Golf: Kneeknockers Inc.
Narnia was a fantastical, dream-like world, full of hidden dangers, strange creatures and, ultimately great joy.
There are not too many strange beasts lurking in the bushes at Mount Juliet, but on visiting a little hidden corner of the magnificent Co. Kilkenny estate you get the feeling that maybe CS Lewis had a hand in another hidden treasure.
There is a guilty pleasure in sneaking out of the clubhouse and ignoring the path to the first tee. Following the road less travelled takes you around the back of the Hunters Yard complex of bars, offices and golf shop, across a lawn and through an arch in a hedge.
You shuffle past the children's playground and take a left through a walled garden, circling the pond plonked in the middle of the path.
Then it's out the other side, resisting the lure of the equestrian centre and along another hedge before, through the sycamore trees and almost like stepping into Narnia, an 18-hole championship putting course is laid out before your eyes.
What a picture it is too. A par-53, 463-yard layout of 18 perfectly manicured and individually designed holes, varying in length from 10 to 36 yards. There are all the trappings of a full-size course, too tee boxes, bunkers and just a little more water than might be considered hospitable.
"It's been here about five years," said Mount Juliet Golf Manager Sean O'Neill, who organised last week's National Putting Championships there. "It is a unique course. I'm not aware of any other like it in the world.
"The conception of the idea came from our greenkeeper Aidan O'Hara, who's in charge of the championship course.
"He was out in Hawaii during the mid-'90s and he came across a much smaller putting course but thought it would be good for Mount Juliet. He knew there was some ground on the estate available and he suggested we build this championship putting course.
"Jeff Howes, who designed the championship course with Jack Nicklaus, designed the putting course too and Aidan then set it out to those plans.
"It takes a lot of maintenance really, because it's a big area. In fact, I don't think people realise how nice a facility this really is and how much fun you can have with it. You can go mental playing this, as long as you don't take it too seriously."
The speeds of the holes on the putting course replicate those of the greens on Mount Juliet's championship course, acclaimed last year by none other than world number one Tiger Woods, who, following his victory in the American Express Championship, said the greens were the best he had played on all year, including the Majors.
"These things are absolutely pure," Woods gushed.
The putting course greens are no different, as a few of Tiger's US Tour colleagues were only too pleased to testify.
"They had some good fun here," O'Neill said with Fred Funk and Len Mattiace particularly loud in their praise of the little gem. "I've never seen anything so cool," Funk said, "we had a ball every evening," while US Masters runner-up Mattiace added that putting course provided "the best hour's fun I've had in years."
Len obviously doesn't get out too much but we get his point. This is good, clean and challenging fun.
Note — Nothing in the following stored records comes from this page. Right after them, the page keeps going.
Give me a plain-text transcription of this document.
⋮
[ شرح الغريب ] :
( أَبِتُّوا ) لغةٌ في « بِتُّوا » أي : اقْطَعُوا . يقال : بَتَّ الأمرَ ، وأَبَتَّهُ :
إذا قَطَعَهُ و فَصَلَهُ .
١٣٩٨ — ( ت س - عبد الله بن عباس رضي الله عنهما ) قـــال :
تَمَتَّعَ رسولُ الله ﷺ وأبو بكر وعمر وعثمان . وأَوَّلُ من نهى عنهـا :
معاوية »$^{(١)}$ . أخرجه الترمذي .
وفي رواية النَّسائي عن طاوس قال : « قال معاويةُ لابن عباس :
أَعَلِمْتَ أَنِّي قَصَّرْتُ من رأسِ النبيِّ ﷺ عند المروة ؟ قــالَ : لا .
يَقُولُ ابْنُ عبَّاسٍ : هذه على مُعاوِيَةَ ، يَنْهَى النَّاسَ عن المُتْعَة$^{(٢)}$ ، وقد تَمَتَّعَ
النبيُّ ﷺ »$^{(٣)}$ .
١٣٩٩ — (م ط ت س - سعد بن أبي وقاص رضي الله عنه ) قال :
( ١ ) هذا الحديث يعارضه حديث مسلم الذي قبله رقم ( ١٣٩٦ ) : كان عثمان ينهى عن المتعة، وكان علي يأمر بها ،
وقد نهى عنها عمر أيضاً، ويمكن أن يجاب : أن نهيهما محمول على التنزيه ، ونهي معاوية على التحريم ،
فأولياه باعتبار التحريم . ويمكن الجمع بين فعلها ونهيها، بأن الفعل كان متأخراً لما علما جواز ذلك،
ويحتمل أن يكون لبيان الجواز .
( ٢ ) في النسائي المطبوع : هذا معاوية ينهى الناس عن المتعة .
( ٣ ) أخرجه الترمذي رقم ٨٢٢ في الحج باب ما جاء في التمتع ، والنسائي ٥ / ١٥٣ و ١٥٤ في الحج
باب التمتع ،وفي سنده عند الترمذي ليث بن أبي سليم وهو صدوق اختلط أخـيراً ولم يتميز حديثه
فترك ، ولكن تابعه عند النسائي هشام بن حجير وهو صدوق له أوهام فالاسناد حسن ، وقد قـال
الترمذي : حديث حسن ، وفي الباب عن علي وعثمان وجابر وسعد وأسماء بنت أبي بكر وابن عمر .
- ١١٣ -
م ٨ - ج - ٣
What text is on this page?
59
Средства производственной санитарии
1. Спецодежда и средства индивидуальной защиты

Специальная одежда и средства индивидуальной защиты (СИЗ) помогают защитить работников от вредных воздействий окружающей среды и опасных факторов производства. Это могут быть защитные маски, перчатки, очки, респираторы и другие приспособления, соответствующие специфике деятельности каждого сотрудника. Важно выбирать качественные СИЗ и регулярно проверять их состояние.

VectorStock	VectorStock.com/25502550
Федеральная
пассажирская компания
According to Mount Juliet's O'Neill, the course's designer Jeff Howes, who is also a member of the golf club, holds the unofficial course record of four under-par 49. With the fifth national putting championships taking place at the back end of October, however, the greens were not quite as pure as they might have been.
O'Hara's crew had sanded them a fortnight prior to the event in anticipation of heavy rain. That didn't happen so the sand and the unseasonably dry weather contrived to slow the greens down just a little bit, much to the relief of the 20 competitors, who answered O'Neill's invitation.
"It would have been nice to see more competitors here," he admitted. "We sent out invites to 300 clubs asking them to nominate someone to come. I just don't think they realised what a superb facility we have here. Maybe they thought they would just be coming to sink a few balls on the putting green in front of the clubhouse."
This was more serious stuff, though. There were no handicaps and so everyone played off scratch in this strokeplay competition, with the normal Rules of Golf applying more or less.
O'Neill explained: "If you go into the water you drop out under penalty and place it where the ball was originally struck from. So if you go out from the teeing ground you have to go back and start again, which is the case for most of them.